Duruşmanın ardından açıklama yapan Ayşe Barım’ın avukatı Deniz Ketenci mahkeme tarafından talep edilen sağlık raporunun Başakşehir Çam ve Sakura Şehir Hastanesi’nde hazırlandığını belirterek, “Kardiyoloji bölümünün yaptığı tetkikler sonucunda 6 farklı kalp rahatsızlığı tespit edildi. Nöroloji ise 2 adet stentin varlığını, bu stentlerden birinin büyüdüğünü ve hızlı müdahale edilmezse ölüm riski olduğunu rapor etti. Kalp pili takılması gerektiği yönünde görüş bildirildi. Tanıdığım hekimler, Ayşe’nin rahatsızlığının kalp nakline kadar gidebileceğini söyledi” ifadelerini kullandı.
Ketenci, Barım’ın cezaevine girmeden önce de kalp rahatsızlıklarının bulunduğunu hatırlatarak “Cezaevi koşulları bu rahatsızlıkların ilerlemesine neden oldu.
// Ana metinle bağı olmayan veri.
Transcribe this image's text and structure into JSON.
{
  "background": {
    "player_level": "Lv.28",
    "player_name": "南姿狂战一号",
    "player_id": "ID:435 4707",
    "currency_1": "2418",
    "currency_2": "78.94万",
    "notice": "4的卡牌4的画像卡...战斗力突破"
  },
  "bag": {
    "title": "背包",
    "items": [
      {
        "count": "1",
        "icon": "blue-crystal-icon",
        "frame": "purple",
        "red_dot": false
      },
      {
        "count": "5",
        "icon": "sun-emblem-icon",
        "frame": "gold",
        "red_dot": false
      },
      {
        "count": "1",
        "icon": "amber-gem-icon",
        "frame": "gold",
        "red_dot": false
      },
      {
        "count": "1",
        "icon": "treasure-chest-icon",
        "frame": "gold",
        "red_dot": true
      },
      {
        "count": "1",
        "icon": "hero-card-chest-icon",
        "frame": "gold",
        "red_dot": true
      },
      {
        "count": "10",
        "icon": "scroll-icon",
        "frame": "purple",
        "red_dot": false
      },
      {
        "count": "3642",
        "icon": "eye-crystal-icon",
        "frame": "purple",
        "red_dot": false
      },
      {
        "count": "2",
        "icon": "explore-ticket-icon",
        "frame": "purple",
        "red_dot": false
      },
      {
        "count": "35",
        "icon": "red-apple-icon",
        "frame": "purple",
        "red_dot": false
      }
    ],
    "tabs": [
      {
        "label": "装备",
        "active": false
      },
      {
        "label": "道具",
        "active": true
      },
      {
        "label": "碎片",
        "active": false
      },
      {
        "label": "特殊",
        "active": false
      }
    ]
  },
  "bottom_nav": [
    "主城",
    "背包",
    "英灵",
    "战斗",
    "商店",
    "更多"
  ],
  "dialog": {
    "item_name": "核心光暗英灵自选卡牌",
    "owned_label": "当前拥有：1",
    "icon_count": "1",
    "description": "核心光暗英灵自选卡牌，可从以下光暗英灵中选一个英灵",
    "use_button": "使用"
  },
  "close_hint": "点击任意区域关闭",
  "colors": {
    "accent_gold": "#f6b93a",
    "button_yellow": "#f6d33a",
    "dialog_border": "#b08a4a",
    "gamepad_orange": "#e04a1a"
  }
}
Çam Sakura Hastanesi’nin raporu bu durumu net şekilde ortaya koyuyor” dedi.
İstanbul Cumhuriyet Başsavcılığınca, Taksim'deki Gezi Parkı eylemlerine katıldığına ilişkin yazılı ve görsel medyada çıkan iddialar üzerine hakkında soruşturma başlatılan Ayşe Barım, "Türkiye Cumhuriyeti Hükümetini ortadan kaldırmaya veya görevini yapmasını engellemeye teşebbüse yardım etme" iddiasıyla tutuklanmıştı.
Soruşturmada, Almanya'da yaşayan oyuncu Memet Ali Alabora'nın bir başka kişiyle yaptığı görüşmeye ilişkin tape içeriğinde "Gezi Parkı odaklı olaylarda sanatçılarla Gezi Parkı'nda bildiri yayımlanması konusunda fikir alışverişinin yapıldığı ve hayata geçirildiği" iddiasına yer verilmişti.
Barım'ın, Gezi Parkı davasının sanıklarından Osman Kavala, Çiğdem Utku Mater ve Memet Ali Alabora ile yoğun iletişiminin olduğu, menajerliğini yaptığı sanatçıları Gezi Parkı olaylarına katılmaları için yönlendirdiği, kendisinin de bu oyuncularla olaylara katıldığı öne sürülmüştü.
İstanbul Cumhuriyet Başsavcılığı tarafından yürütülen soruşturma sonucunda hazırlanan iddianamede, tutuklu Barım'ın "cebir ve şiddet kullanarak Türkiye Cumhuriyeti Hükümetini ortadan kaldırmaya veya görevlerini yapmasını kısmen veya tamamen engellemeye teşebbüse yardım etme" iddiasıyla 22 yıl 6 aydan 30 yıla kadar hapisle cezalandırılması istendi.